Incendi su terreni incolti, Scimonelli: “Somme stanziate per la pulizia ma nessuna azione”
“Avevamo dato uno strumento. Avevamo indicato una direzione. Il consiglio comunale aveva fatto la sua parte. Chi governa, evidentemente, no”. A dirlo è il consigliere comunale Ivan Scimonelli di “Insieme”, che interviene sul tema della prevenzione degli incendi nel territorio comunale. Scimonelli ricorda alcuni passaggi. “Abbiamo presentato – e fatto approvare, unico emendamento votato dal Consiglio nell’ultima variazione di bilancio – spiega- un incremento di 20 mila euro su un fondo già esistente di 50 mila euro, destinato a un obiettivo chiaro, concreto, urgente:la manutenzione straordinaria e la pulizia dei terreni incolti, per prevenire gli incendi , migliorare il decoro urbano e tutelare la salute dei cittadini”. Sulla carta, tutto perfetto- fa notare il capogruppo di “Insieme”- Nella realtà, “il nulla- tuona Scimonelli. A distanza di tempo, in città non si percepisce alcun miglioramento. Nessuna azione visibile, nessun segnale concreto, nessuna traccia di quella prevenzione tanto sbandierata quando si tratta di approvare atti in aula. Eppure stiamo entrando nel periodo più critico dell’anno. Gli incendi non sono un’eventualità remota, ma una certezza annunciata. E davanti a questo scenario,l’amministrazione rimane immobile, assente, scollegata dai bisogni reali della città.I cittadini continuano a convivere con terreni abbandonati, sterpaglie, degrado e rischi evidenti per la sicurezza e la salute pubblica. Altro che prevenzione: qui si naviga a vista, come sempre, aspettando l’emergenza per correre ai ripari con interventi tardivi e costosi (e forse con affidamenti diretti). Intanto nelle scorse ore è stata pubblicata l’ordinanza che intima ai proprietari di appezzamenti di terra di provvedere alla pulizia, alla realizzazione di linee tagliafuoco e di ogni accorgimento necessario per scongiurare il rischio di incendi, soprattutto nel periodo estivo, da maggio in poi.
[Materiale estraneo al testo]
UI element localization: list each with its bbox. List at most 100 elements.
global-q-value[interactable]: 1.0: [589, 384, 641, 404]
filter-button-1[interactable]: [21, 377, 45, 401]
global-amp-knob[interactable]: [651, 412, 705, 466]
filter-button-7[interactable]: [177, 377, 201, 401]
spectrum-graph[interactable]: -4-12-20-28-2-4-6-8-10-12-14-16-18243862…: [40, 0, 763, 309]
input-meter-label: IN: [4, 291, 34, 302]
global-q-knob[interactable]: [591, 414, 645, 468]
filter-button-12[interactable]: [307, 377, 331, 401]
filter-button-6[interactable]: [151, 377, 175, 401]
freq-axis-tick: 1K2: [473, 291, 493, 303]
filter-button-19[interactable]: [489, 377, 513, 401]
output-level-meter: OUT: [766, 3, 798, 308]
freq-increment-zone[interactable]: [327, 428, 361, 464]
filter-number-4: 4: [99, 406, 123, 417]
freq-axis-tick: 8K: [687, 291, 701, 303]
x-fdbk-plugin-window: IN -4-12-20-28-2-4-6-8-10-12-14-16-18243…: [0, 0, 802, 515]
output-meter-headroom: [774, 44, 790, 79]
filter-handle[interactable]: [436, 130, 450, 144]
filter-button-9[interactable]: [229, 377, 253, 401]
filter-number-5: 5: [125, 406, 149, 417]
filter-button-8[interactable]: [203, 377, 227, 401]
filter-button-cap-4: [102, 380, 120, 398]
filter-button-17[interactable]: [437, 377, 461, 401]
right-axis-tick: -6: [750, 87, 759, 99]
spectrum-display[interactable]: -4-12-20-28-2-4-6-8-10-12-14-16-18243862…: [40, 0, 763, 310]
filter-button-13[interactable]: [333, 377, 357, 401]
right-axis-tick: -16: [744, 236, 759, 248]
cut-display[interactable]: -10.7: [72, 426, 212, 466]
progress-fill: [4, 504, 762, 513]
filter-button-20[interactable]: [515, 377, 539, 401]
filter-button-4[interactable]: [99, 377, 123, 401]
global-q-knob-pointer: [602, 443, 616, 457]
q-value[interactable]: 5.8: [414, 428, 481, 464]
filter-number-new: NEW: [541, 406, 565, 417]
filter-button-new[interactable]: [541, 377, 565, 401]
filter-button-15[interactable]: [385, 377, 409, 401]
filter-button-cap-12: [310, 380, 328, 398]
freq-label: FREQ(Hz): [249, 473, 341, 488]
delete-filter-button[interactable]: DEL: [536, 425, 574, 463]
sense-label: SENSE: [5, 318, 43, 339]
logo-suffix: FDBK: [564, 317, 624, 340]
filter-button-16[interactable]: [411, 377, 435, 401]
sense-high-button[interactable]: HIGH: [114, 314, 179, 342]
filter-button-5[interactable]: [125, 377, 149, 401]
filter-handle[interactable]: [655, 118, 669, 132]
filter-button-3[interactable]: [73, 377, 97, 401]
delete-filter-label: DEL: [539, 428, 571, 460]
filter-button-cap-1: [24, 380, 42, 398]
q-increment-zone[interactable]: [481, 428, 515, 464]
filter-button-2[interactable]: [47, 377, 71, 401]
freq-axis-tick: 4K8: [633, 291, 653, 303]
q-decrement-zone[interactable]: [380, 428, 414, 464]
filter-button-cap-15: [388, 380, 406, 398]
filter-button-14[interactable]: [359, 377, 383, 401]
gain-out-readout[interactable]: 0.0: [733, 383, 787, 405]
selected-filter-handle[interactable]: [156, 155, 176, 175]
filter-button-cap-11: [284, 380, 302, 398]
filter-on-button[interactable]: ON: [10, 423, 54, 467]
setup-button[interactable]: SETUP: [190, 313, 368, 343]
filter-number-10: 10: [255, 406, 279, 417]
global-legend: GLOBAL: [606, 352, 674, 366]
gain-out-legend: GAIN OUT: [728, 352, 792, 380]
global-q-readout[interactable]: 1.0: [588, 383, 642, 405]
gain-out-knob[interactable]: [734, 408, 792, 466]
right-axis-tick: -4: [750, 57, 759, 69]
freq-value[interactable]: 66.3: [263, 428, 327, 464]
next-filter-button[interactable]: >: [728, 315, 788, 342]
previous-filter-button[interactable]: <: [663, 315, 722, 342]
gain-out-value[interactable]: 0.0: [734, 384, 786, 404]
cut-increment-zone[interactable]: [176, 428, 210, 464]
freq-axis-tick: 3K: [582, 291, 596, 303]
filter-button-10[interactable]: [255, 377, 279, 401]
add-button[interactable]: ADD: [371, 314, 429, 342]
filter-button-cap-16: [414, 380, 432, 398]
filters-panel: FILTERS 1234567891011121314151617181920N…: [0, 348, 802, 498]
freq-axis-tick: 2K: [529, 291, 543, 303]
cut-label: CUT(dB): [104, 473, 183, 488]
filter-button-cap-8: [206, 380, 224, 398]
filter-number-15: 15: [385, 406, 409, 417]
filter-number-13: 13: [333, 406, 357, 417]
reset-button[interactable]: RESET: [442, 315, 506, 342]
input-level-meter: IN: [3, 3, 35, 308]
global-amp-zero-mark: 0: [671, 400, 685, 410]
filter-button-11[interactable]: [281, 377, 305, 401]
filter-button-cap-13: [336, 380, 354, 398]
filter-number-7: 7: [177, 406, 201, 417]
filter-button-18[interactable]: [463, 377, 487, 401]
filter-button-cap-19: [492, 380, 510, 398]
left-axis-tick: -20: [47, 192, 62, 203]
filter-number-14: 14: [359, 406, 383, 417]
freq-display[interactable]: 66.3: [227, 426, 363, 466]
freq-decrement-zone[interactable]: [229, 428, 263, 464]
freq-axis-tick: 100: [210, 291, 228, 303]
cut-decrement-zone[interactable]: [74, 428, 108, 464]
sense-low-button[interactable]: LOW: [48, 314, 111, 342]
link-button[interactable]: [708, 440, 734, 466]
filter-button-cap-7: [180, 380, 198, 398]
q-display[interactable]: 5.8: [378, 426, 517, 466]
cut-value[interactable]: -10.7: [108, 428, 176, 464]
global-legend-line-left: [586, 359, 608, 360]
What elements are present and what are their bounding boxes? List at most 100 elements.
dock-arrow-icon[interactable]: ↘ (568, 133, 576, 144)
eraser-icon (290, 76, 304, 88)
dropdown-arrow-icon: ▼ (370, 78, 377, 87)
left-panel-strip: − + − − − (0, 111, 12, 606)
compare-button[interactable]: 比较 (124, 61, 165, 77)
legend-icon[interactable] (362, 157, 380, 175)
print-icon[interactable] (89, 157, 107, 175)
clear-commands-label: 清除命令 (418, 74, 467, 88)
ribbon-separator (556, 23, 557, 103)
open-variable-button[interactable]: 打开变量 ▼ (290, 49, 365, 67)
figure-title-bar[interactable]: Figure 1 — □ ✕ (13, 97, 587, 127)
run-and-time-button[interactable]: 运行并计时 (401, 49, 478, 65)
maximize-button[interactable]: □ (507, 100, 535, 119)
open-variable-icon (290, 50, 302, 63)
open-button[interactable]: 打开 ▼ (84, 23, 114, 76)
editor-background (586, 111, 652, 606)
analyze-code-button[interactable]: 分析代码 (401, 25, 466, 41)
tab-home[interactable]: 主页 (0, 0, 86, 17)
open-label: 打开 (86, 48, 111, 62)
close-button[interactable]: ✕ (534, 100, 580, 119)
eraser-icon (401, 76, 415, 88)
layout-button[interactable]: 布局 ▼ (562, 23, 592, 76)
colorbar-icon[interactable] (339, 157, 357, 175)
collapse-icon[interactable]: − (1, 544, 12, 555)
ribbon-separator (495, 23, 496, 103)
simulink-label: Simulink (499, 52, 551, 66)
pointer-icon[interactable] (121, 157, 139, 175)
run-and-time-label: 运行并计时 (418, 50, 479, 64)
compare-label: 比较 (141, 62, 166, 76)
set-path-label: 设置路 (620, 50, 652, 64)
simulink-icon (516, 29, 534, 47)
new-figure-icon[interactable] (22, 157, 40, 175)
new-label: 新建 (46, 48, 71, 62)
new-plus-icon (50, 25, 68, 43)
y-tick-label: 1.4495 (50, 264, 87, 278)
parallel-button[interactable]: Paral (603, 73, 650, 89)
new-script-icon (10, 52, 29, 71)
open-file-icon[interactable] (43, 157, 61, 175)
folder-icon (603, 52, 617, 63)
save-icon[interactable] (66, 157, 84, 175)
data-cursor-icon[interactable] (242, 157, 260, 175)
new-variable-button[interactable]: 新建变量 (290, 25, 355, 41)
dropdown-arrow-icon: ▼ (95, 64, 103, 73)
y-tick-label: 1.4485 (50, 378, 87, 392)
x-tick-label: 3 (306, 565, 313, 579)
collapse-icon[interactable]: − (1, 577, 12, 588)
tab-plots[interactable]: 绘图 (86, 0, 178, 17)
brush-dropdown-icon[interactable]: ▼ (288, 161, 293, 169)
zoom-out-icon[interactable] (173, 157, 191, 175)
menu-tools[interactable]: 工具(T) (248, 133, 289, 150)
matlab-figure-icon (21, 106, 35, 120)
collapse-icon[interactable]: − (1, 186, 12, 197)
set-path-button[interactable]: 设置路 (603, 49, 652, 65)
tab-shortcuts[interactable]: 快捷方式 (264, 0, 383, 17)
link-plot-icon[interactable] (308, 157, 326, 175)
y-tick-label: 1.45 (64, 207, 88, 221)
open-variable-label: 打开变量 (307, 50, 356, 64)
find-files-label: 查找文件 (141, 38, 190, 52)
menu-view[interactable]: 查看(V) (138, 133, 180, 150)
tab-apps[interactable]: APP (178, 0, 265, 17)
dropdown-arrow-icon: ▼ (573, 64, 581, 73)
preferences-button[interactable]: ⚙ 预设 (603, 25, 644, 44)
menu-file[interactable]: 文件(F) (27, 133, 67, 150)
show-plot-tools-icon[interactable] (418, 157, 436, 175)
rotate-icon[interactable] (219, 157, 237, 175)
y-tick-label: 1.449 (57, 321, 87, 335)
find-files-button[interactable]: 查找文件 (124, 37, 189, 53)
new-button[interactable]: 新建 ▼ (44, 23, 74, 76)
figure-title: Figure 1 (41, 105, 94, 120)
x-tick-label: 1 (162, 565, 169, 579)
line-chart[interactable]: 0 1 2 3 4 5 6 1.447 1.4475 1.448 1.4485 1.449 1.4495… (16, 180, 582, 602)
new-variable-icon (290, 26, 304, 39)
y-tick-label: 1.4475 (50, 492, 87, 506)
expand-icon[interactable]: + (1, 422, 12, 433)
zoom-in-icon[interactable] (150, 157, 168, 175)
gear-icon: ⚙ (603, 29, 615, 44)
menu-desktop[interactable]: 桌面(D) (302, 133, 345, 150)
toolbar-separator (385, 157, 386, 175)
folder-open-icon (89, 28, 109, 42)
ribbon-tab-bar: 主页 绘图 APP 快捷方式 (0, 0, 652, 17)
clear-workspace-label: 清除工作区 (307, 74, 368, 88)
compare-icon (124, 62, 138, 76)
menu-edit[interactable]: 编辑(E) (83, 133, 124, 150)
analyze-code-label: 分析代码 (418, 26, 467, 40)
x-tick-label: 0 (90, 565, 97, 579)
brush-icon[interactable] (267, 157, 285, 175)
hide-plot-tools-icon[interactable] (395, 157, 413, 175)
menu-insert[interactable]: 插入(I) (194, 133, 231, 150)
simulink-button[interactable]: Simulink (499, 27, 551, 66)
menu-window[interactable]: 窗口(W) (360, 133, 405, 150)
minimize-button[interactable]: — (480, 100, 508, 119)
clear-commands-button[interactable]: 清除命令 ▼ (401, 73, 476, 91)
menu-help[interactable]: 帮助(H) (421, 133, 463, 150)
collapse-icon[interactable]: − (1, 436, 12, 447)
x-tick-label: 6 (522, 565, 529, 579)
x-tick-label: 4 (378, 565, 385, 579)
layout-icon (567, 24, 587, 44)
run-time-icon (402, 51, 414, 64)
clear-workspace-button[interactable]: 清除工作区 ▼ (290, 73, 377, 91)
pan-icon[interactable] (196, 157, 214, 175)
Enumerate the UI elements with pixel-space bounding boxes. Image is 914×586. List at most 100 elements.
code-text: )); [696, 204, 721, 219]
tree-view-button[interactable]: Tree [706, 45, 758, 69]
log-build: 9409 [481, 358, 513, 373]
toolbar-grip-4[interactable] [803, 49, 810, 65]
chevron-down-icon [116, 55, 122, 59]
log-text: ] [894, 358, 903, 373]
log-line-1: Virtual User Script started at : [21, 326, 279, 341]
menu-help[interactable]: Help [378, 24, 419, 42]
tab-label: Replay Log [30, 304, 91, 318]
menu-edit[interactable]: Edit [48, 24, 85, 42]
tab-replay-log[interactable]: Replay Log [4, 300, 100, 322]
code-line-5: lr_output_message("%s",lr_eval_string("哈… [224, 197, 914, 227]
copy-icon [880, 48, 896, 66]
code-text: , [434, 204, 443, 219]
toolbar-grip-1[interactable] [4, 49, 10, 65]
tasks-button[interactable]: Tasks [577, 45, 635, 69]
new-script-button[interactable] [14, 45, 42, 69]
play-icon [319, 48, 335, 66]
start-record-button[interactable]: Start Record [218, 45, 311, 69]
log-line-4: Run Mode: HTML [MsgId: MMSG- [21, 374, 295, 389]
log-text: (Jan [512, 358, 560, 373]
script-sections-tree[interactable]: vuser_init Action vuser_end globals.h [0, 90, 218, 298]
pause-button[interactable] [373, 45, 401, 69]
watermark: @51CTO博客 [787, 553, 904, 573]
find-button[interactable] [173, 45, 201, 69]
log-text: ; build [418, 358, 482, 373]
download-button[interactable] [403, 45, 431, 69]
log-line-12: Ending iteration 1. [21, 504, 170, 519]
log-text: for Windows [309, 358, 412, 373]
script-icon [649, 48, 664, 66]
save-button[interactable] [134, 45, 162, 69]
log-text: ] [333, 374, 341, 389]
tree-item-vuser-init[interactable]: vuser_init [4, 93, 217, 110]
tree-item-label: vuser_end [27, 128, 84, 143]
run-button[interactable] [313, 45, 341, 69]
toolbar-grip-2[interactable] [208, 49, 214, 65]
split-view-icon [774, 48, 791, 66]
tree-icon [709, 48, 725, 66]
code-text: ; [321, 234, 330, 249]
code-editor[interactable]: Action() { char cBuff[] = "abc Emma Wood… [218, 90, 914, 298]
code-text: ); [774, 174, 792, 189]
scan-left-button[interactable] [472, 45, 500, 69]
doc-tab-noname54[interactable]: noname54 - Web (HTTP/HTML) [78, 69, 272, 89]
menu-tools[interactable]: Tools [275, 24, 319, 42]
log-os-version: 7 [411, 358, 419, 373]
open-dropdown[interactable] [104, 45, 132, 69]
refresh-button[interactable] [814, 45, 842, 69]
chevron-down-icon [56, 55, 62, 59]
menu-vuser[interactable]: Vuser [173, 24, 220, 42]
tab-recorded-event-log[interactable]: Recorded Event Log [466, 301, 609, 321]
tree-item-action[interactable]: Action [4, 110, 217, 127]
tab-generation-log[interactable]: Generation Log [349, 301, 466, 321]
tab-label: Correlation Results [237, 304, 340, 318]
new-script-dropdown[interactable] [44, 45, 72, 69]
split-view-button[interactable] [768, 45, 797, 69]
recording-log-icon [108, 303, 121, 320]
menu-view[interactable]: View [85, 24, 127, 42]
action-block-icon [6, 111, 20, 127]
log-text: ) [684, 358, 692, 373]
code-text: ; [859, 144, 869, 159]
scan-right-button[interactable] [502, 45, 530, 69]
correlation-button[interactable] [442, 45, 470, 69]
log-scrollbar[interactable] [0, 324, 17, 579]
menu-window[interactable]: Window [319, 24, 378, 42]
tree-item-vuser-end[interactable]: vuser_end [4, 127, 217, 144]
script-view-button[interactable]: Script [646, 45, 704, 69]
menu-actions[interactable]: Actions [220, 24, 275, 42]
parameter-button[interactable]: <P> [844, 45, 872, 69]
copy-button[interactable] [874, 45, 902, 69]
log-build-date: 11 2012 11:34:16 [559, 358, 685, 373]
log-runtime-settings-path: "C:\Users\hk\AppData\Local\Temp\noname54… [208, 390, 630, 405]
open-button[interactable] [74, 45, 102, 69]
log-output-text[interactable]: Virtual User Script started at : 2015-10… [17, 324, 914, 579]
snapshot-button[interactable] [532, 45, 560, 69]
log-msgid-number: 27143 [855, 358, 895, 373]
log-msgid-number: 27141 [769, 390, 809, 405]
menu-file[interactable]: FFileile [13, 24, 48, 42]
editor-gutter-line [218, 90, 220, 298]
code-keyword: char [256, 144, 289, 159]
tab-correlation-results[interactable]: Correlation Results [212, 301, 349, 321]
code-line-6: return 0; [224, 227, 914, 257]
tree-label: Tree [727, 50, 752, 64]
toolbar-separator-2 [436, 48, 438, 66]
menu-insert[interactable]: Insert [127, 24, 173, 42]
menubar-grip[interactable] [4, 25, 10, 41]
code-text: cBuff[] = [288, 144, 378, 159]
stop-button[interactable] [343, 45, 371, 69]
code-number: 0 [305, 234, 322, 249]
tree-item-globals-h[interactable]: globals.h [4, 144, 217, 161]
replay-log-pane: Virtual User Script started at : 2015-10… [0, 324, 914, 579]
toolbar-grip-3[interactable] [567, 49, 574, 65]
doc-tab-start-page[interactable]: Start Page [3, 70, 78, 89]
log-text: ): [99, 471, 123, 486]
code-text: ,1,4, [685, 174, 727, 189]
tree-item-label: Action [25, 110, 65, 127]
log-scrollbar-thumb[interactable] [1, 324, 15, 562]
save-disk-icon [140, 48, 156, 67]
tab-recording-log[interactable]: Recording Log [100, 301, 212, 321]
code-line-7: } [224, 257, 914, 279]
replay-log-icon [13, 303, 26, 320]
Scimonelli ritiene che “la disattenzione cronica caratterizzi sempre più la Giunta Italia, disinteresse verso il territorio e verso chi lo vive ogni giorno. Pretendiamo risposte- la sollecitazione finale- E soprattutto pretendiamo interventi immediati. Perché la città non può aspettare l’ennesima estate di fiamme e degrado per ricordarsi che la prevenzione esiste e anche la Protezione Civile”.